After Ron Castan AM QC died aged 59 on 22 October 1999, Aboriginal and Torres Strait Islander MP, Democrat senator Aden Ridgeway, eulogised him as “the great white warrior against racism”. Castan’s post-Holocaust vigilance against the resurgence of antisemitism certainly contributed to his ferocious battle during the 1980s to expose the doctrine of ‘terra nullius’ as not only a legal fiction, but also an “obnoxious racism”.
Castan devoted his life to securing justice for Aboriginal and Torres Strait Islander claimants and was the lead counsel in the landmark Mabo case for native title. He also helped to conceive and draft the Wik people’s case that native title can coexist with pastoral leases in Australia. In these two undertakings, said Justice of the High Court of Australia Michael Kirby, Ron Castan reconfigured the 150-year legal relationship between Australia and its Aboriginal and Torres Strait Islander people.

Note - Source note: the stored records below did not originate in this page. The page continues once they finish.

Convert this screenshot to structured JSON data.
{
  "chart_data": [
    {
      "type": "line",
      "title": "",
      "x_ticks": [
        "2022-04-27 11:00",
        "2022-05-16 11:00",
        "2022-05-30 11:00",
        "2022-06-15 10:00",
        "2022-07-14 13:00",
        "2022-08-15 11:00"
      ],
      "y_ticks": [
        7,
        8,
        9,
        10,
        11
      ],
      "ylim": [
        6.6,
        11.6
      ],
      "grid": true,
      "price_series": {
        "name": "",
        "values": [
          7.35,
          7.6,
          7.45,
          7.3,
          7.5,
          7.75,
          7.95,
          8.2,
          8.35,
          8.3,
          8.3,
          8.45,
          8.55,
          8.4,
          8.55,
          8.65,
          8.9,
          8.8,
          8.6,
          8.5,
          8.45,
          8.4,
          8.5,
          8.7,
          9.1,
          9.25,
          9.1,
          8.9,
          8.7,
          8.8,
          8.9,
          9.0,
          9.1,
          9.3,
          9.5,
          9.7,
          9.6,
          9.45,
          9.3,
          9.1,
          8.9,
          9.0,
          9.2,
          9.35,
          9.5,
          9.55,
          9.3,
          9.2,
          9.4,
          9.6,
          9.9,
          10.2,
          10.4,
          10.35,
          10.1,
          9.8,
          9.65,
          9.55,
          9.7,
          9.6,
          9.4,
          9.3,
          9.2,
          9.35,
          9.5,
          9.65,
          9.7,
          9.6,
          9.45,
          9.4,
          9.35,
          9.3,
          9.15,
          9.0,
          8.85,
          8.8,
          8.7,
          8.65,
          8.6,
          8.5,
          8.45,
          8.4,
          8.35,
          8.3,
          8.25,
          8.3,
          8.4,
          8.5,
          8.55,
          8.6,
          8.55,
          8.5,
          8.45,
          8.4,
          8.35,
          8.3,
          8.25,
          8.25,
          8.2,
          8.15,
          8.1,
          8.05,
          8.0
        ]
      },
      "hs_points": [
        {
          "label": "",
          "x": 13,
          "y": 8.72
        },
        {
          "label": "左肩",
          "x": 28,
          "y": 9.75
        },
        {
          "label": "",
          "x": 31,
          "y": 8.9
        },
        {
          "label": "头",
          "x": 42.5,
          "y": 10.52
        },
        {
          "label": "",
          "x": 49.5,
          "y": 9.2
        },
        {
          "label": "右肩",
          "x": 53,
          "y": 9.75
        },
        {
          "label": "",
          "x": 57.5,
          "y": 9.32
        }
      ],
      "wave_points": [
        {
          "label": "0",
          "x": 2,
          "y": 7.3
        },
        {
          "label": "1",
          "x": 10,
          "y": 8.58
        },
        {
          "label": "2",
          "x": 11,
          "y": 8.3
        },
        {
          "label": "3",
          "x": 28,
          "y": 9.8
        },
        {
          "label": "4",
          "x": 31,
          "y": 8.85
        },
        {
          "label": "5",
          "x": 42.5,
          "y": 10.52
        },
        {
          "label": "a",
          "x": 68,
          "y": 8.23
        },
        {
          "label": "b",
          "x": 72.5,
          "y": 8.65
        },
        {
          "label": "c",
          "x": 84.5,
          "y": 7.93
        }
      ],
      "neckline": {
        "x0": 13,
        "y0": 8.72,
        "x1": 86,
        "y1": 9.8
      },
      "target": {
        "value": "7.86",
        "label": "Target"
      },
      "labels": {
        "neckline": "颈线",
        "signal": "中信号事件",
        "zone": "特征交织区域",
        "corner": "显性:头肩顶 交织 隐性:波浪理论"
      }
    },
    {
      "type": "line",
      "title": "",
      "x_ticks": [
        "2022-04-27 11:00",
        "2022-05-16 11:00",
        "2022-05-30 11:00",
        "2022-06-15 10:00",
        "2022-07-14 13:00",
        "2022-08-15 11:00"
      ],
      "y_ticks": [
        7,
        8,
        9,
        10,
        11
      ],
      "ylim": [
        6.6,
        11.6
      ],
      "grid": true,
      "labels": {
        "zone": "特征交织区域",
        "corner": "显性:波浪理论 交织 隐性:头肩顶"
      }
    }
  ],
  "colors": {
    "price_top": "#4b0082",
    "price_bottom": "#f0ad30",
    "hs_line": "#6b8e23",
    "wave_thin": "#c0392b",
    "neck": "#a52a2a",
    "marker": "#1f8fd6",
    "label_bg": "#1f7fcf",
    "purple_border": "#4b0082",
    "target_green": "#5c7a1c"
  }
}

In 1985 Castan, along with Uncle Jim Berg, and Ron Merkel, had sued the University of Melbourne and the Museum of Victoria for the return of their collections of Aboriginal and Torres Strait Islander cultural material, and through this act created the Koorie Heritage Trust. Castan was a founder of the Victorian Aboriginal Legal Service and played a leading role in the legislative discussions on Australian Native Title law throughout the 1990s.